Peoria County’s Gannon urges voters to make the election authority their top source for information rather than social media or word of mouth.

“There have been a lot of text messages, phone calls, things on social media that are just not accurate and obviously that sows doubt,” she said. “I think it’s just so important that, if you question anything as a voter and you see something and you don’t know if this is true or you don’t know if it’s accurate, call your local election authority.”

She recalled a recent social media post in which people who had undergone poll worker training warned voters their ballot will be invalidated if anyone besides them marks it. This is incorrect. Illinois election law states every ballot must be initialed by an election judge to certify it before handing it off to a voter. The Illinois State Board of Elections issued a fact-check in a post on X, clarifying election judges marking ballots before voting is, in fact, legal and necessary.

Some voters have also received text messages from outside organizations alerting them someone in their household has not yet voted, even if they have, Gannon said. Sometimes the organizations sending these messages are nonprofits, while other messages contain links that lead to fake sites. The confusion has left some voters Gannon interacts with questioning whether their vote was received and counted.

“I think it can happen to anybody,” Gannon said. “You know, you get spam in your email all the time and it’s like, gosh, is this real or not? At least you’re questioning it, right?”

Voter purging has emerged as a concern this election cycle, with Virginia facing controversy since August for removing more than 1,600 voters from the state’s registration system just 90 days before the election. Similar issues have arisen in Alabama and Texas, where voter advocacy groups have questioned the validity of voter purges that could have mistakenly eliminated eligible naturalized citizens.

To avoid mistakes and keep voter rolls up to date, Gannon said her office follows federal law that requires election authorities to mail new voter registration cards out every two years to all registered voters. If the cards come back to the office as undeliverable — or if a person has not voted in the past two general elections — the voter’s registration is made inactive.

But inactive doesn’t mean canceled, Gannon said. If a person marked inactive presents proper identification to the election authority, they can restore their status.

Election 2024 officials ‘encouraged by the turnout’

Ackerman said the combination of nice weather, the convenience of mail-in and early voting and a historical presidential election is causing voters to turn up to the polls more and more each year.

Overall, Ackerman said, voters have been positive and engaged, asking questions calmly and civilly. They’re also treating Tazewell County election judges and poll workers with more respect, which he said he thinks is a result of the increased transparency efforts. Many poll workers are volunteers, he said, which makes them feel approachable in a system that can be confusing and intimidating.
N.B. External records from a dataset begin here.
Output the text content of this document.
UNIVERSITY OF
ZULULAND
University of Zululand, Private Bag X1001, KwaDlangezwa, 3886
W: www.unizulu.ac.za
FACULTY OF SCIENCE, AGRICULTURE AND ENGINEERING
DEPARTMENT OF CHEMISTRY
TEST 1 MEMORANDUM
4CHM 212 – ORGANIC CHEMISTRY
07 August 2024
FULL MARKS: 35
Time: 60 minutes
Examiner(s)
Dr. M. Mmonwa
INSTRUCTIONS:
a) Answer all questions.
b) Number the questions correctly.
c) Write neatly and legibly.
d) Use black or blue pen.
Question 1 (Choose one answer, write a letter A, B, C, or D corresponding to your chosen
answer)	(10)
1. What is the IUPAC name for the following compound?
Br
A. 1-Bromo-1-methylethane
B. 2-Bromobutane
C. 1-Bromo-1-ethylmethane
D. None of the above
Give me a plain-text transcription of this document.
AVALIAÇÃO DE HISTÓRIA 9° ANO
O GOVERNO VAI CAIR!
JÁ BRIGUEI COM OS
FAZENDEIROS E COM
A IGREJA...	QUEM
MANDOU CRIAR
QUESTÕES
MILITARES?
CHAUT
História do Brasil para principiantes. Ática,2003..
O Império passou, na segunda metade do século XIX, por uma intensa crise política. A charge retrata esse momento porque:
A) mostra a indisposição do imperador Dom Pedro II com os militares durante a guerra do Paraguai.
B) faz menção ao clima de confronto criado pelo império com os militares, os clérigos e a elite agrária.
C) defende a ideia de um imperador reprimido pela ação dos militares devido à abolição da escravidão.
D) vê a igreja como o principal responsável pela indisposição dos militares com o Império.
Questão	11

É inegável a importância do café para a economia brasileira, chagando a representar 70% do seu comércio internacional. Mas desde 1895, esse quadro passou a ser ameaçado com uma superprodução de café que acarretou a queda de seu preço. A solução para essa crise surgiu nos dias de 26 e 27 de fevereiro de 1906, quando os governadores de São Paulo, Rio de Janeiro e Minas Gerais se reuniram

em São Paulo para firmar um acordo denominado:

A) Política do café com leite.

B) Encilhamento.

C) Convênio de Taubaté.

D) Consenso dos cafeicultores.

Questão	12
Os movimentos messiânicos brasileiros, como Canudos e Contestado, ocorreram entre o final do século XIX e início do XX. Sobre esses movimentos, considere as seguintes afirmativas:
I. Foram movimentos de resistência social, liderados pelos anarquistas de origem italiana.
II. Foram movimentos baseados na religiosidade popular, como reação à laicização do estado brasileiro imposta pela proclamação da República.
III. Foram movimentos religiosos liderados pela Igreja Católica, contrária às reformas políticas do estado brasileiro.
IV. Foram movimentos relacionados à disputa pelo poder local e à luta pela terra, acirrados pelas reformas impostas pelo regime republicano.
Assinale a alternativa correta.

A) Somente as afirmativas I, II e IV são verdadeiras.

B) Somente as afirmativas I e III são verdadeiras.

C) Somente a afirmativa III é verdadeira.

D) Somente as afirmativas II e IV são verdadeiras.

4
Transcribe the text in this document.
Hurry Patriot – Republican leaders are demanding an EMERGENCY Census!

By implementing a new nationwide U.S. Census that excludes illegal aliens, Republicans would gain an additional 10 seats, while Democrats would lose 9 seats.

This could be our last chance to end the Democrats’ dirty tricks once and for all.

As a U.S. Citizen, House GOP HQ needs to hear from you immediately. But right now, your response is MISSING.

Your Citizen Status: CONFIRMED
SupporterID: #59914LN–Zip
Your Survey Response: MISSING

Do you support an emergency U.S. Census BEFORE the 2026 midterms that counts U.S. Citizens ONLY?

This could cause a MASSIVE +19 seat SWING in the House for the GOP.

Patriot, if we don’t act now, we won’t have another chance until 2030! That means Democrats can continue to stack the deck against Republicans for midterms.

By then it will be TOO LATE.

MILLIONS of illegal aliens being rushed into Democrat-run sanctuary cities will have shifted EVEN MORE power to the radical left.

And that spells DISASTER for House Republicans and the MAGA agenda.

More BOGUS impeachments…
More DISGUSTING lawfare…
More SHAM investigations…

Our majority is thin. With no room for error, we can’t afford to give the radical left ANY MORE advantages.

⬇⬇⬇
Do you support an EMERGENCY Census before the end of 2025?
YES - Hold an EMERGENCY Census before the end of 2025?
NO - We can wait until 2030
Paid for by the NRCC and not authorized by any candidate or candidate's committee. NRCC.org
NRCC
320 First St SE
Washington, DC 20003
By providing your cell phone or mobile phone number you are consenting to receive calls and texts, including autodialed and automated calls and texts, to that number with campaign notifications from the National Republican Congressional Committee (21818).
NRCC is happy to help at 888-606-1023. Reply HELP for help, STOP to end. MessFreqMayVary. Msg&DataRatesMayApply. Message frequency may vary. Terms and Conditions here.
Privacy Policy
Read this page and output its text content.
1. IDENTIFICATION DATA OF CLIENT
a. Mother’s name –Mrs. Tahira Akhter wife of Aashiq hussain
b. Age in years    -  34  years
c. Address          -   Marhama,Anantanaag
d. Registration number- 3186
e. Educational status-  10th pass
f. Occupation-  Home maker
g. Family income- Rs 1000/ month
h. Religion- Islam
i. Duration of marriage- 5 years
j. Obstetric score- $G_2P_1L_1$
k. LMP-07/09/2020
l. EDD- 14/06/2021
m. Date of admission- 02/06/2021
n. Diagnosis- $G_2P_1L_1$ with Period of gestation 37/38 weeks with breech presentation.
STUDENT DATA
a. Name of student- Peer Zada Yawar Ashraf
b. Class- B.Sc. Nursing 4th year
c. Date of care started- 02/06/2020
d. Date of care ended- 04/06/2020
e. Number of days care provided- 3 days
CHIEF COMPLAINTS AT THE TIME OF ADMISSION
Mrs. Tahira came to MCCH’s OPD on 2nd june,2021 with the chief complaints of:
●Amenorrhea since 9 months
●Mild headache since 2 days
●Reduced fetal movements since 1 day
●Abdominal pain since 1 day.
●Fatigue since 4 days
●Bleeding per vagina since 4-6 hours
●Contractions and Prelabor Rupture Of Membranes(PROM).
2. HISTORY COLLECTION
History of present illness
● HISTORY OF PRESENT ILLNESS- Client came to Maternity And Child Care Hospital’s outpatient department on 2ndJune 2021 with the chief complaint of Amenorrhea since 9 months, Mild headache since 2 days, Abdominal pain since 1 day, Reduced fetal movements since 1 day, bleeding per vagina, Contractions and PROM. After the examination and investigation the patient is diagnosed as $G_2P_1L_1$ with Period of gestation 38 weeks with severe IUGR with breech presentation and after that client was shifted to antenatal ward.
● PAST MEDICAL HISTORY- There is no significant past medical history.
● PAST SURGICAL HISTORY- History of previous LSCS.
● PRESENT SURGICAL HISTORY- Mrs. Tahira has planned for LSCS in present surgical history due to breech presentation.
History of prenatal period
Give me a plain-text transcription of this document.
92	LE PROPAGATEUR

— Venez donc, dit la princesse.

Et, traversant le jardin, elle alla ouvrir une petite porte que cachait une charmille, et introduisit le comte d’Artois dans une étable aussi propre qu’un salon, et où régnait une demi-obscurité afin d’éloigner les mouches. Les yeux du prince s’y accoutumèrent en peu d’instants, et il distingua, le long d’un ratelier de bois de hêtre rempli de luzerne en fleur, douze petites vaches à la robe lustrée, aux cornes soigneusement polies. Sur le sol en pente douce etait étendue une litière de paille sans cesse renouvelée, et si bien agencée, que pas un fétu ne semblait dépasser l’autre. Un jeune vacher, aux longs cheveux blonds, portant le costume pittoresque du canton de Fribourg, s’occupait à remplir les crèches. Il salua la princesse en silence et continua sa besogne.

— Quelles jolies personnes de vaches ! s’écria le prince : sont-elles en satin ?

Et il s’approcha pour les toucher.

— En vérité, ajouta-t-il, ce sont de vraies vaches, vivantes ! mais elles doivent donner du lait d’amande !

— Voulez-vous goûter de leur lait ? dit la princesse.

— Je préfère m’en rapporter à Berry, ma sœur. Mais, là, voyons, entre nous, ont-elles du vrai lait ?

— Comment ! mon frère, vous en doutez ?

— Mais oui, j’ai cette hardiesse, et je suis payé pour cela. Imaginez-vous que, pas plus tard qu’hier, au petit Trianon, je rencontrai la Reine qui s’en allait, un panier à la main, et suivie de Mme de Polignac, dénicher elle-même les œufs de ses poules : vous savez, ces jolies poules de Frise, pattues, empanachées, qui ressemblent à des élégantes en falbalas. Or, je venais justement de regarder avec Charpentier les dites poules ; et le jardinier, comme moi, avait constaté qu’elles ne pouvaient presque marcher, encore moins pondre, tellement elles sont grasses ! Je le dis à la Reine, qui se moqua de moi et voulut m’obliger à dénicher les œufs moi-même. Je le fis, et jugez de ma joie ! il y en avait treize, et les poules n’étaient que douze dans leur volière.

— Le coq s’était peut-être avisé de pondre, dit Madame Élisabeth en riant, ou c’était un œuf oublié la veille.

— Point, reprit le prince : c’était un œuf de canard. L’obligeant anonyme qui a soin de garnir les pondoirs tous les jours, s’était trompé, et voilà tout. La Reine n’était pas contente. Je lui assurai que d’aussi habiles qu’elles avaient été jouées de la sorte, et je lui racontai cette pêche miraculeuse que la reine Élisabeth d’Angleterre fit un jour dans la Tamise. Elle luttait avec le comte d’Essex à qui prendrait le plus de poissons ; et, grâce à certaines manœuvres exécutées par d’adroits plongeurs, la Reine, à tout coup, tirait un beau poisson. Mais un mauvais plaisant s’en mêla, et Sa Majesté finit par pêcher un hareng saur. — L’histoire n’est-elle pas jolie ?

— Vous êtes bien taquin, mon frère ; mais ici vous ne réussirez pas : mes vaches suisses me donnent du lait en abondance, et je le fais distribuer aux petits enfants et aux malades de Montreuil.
“The individuals that are counting the votes here in Tazewell County go to the same supermarkets, shop the same stores,” he said. “It’s not some distant bureaucrat in some centralized state office doing this, but other individuals you voted for, you elected, you put in place and ones you can hold responsible.”

Gannon agreed, and said her office is averaging around 500 voters per day during the early-voting period.

“Overall, it’s been really just a calm process,” she said. “Everyone just wants to get their vote in and recognizes the importance of the voting process. Your voice really starts at the ballot box, and so I’m encouraged by the turnout we’re seeing and I really just hope it continues through election day.”